Premium
Disrupted posttranscriptional regulation of the cystic fibrosis transmembrane conductance regulator (CFTR) by a 5′UTR mutation is associated with a cftr‐related disease
Author(s) -
Lukowski Samuel W.,
Bombieri Cristina,
Trezise Ann E. O.
Publication year - 2011
Publication title -
human mutation
Language(s) - English
Resource type - Journals
SCImago Journal Rank - 1.981
H-Index - 162
eISSN - 1098-1004
pISSN - 1059-7794
DOI - 10.1002/humu.21545
Subject(s) - cystic fibrosis transmembrane conductance regulator , biology , genetics , mutation , cystic fibrosis , untranslated region , gene , coding region , phenotype , open reading frame , five prime untranslated region , microbiology and biotechnology , messenger rna , peptide sequence
Cystic fibrosis (CF) is characterized as a single‐gene disorder with a simple, autosomal recessive mode of inheritance. However, translation of cystic fibrosis transmembrane conductance regulator ( CFTR ) genotype into CF phenotype is influenced by nucleotide sequence variations at multiple genetic loci, and individuals heterozygous for CFTR mutations are predisposed to a range of CFTR ‐related conditions, such as disseminated bronchiectasis. CF disease severity and CFTR ‐related conditions are more akin to complex, multifactorial traits, which are increasingly being associated with mutations that perturb gene expression. We have identified a patient with disseminated bronchiectasis, who is heterozygous for a single‐nucleotide substitution in the CFTR 5′ untranslated region (UTR) (c.‐34C>T). The c.‐34C>T mutation creates an upstream AUG codon and upstream open reading frame that overlaps, and is out of frame with, the CFTR protein coding sequence.
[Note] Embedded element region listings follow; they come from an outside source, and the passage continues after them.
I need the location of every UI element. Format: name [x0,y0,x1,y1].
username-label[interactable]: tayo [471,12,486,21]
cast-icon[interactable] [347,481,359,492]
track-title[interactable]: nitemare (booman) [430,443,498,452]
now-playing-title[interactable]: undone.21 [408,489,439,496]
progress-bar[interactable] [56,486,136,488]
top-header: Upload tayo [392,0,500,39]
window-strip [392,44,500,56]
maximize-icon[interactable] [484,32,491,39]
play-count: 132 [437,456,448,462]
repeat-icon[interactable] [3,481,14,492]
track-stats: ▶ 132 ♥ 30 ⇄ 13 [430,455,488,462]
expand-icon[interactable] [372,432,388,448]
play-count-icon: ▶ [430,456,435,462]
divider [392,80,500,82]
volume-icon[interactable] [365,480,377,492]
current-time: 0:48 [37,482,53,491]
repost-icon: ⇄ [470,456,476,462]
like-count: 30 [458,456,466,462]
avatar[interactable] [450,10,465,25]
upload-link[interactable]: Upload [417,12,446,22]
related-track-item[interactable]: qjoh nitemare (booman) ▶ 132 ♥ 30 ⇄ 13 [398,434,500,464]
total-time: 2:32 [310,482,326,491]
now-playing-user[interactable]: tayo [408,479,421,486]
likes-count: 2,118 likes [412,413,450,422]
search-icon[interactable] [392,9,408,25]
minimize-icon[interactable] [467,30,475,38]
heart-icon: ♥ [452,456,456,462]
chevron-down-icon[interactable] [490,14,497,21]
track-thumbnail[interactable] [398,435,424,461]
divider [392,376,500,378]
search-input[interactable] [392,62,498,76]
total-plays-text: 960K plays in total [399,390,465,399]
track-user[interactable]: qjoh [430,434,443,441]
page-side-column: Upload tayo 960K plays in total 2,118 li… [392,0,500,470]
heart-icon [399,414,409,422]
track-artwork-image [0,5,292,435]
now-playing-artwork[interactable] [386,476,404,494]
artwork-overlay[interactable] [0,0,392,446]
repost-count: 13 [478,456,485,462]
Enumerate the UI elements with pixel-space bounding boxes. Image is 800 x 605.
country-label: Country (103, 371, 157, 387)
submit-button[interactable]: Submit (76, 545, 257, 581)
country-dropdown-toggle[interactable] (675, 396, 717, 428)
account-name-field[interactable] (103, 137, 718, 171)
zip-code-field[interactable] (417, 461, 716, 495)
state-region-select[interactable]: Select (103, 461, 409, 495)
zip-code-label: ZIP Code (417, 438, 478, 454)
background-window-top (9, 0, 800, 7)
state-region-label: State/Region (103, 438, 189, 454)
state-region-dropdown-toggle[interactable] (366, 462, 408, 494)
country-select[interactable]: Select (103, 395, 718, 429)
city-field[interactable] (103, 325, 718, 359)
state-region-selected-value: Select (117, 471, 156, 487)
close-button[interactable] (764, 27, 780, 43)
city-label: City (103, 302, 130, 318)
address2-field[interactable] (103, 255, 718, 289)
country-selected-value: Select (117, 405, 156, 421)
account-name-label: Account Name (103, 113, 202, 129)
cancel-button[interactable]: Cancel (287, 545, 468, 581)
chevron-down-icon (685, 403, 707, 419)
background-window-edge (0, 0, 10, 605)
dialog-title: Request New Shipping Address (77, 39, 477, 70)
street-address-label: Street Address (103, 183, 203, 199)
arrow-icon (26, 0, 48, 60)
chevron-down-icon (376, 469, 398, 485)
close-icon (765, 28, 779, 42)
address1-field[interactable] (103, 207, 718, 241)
Using luciferase reporter constructs, we have shown that the c.‐34C>T mutation decreases gene expression by 85–99%, by reducing translation efficiency and mRNA stability. This is the first CFTR regulatory mutation shown to act at a posttranscriptional level that reduces the synthesis of normal CFTR (Class V), and reaffirms the importance of regulatory mutations as a genetic basis of multifactorial phenotypes. ©2011 Wiley‐Liss, Inc.